A Week Without

Sarah Latimer is away camping in the White Mountains for a week.

She doesn’t think we can survive without her.

We aim to prove her wrong.

Day 1.

Grocery shopping has been made greatly easier. A week of this will be a trifle.

Day 2.

Our efficiency in daily tasks has improved dramatically:

  1. Reduction in dishes used by eating out of the same pots in which we cook. (Not that we are cooking; Pop Tarts rule!)
  2. Further reduction in dishes by drinking from containers, rather than wasting time and resources dirtying glasses.
  3. Juno (our dog) provides excellent dish-cleaning service, indistinguishable from dishwasher processing.
  4. Still more time saved by not showering or bathing.
  5. Who needs to put on clean clothes every day?

Wait, what is that? …

Day 2, Continued.

Holy, freaking crap! There is nothing left of the Pop Tarts but wrappers. Do you children have no discipline at all?!

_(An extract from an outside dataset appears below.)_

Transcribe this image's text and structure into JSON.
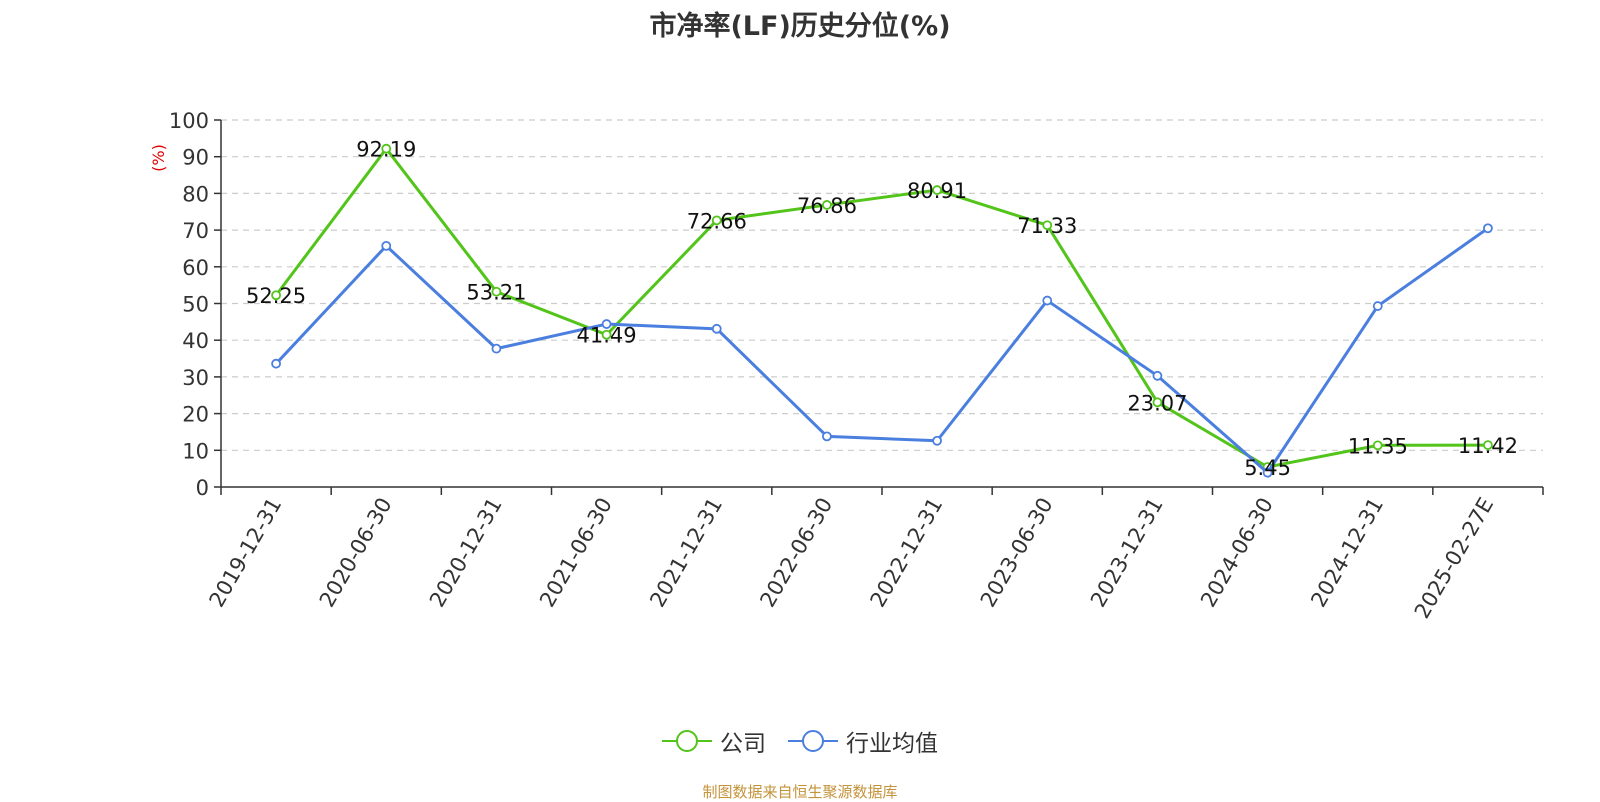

(The boogers mumble something about apples and trees.)

We’re ruined! Doomed. Do you hear me!? We’re going to starve, or worse, have to eat something I cook! Do you remember fiasco of the pancakes? Ashish remembers the pancakes? (“You cooked steak? I thought you were going to make pancakes.”)

This could get interesting, in a “Define, ‘interesting,’” sort of way.

Day 3.

Someone in this house smells. It seems to be worse around the children. And the kitchen.

Maybe the philosophy of, “Why clean? It’ll just get dirty again,” needs some reevaluation.

At least Juno is happy, although this morning she walked over to me, looked me right in the face, sniffed once, and ran away.

And. We’re hungry. The children are sticking firmly to their commitment to starve before they eat anything I might cook.

What we thought was thunder turned out to be the combined output of stomachs rumbling.

How much longer?

Day 4.

It’s midnight now. The house is dark. I am not sure how this will turn out. The kids are all desperately sick, throwing up. I can hear my son and daughter retching in separate bathrooms. I went in to check on them a few minutes ago, to see what was coming up.

I think I’m okay, at least for the moment. But of course the odds aren’t good: most of the people involved in this business are already dead. And there are so many things I can’t know for sure.

I have a ringing in my ears, which is a bad sign. And I feel a vibrating in my chest and abdomen. The baby is spitting up, not really vomiting. I am feeling dizzy. I hope I don’t lose consciousness. The kids need me, especially the little one. They’re frightened. I don’t blame them.

I am, too.

(With apologies to Michael Crichton.)

Day 5.

We have, at last found something we can agree on eating. Thankfully, we have (had?) a real dog, rather than a Chihuahua or something tiny.